Users can invest online or speak to an adviser either over the phone or in person.
Ms Boyle said: “The most important thing is making sure clients fully understand what they are doing. You can tell, talking over the phone or face to face, when someone does not quite get something but it is more difficult to gauge through messages.
“You will never be able to automate the entire advice process but it will certainly help to reduce the cost.”
Key Points |
• Many people in the industry are excited about the advent of online investment management sites. • The market for tools that allow advisory firms to automate their services has been tipped to boom in the UK. • Artificial intelligence, while not yet available to the mass market, is being developed. |
Automation boom
While attention has focused on alternatives to the traditional advisory process, the market for tools that allow advisory firms to automate certain services has been tipped to boom in the UK.
Advicefront, which launched this year, claims to help advisers compete against online brokers and robo-advisers by automating ‘low-value’ tasks and reducing the time spent with admin, compliance and planning from nine hours to as little as 30 minutes per client.
It enables adviser firms to automate much of the initial engagement, the formal financial planning process, the financial plan and the suitability report production through a codified online system, according to Jason Butler, board adviser at the firm.
He said: “Most decent financial advisers are at full capacity and technology and automation have the potential to help them serve existing clients better and leverage their skilled staff to be able to advise more clients without lowering quality.

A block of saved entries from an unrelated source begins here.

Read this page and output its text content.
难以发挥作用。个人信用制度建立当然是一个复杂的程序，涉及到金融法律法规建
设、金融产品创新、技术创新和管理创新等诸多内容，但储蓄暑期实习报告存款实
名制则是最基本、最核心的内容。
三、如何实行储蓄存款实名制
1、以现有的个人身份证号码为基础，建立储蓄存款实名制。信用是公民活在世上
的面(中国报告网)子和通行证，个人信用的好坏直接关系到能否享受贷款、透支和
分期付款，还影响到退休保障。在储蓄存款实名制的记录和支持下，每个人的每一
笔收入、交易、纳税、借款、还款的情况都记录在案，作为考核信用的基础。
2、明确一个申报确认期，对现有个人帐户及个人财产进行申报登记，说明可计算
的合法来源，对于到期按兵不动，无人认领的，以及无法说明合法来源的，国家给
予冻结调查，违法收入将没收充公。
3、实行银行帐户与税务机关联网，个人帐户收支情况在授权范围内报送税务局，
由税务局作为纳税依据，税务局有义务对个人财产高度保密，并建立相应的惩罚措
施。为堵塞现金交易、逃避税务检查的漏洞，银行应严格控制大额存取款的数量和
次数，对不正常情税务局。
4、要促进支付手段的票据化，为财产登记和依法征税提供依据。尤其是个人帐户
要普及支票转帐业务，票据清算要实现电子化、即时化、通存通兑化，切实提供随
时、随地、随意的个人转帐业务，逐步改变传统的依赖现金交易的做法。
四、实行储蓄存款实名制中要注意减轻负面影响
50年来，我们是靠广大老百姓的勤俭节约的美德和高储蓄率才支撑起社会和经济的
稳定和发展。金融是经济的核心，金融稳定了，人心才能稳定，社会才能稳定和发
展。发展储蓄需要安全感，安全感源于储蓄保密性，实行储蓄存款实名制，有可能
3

“As more clients interact digitally with advice firms, skilled financial advisers can focus on the more complicated and higher value advice work, which is difficult to automate or deliver digitally.”
He added: “My view is everything that doesn’t need an emotional connection, empathy, subjectivity or a personal explanation should be automated. In addition, some advice situations that are highly complex or rare are likely to be too expensive to automate, at least for the foreseeable future.”
Hygiene factor
Meanwhile, some firms have become wedded to the online approach to financial advice. Clients of London-based Alexander House Financial Services can choose to have all their correspondence with their advisers via video conference software and over the phone.
They are also able to draw on the firm’s UK-based financial advisers who can meet face to face at the client’s convenience. However, the company incentivises clients to opt for its virtual advice by offering a discount on its advisory process.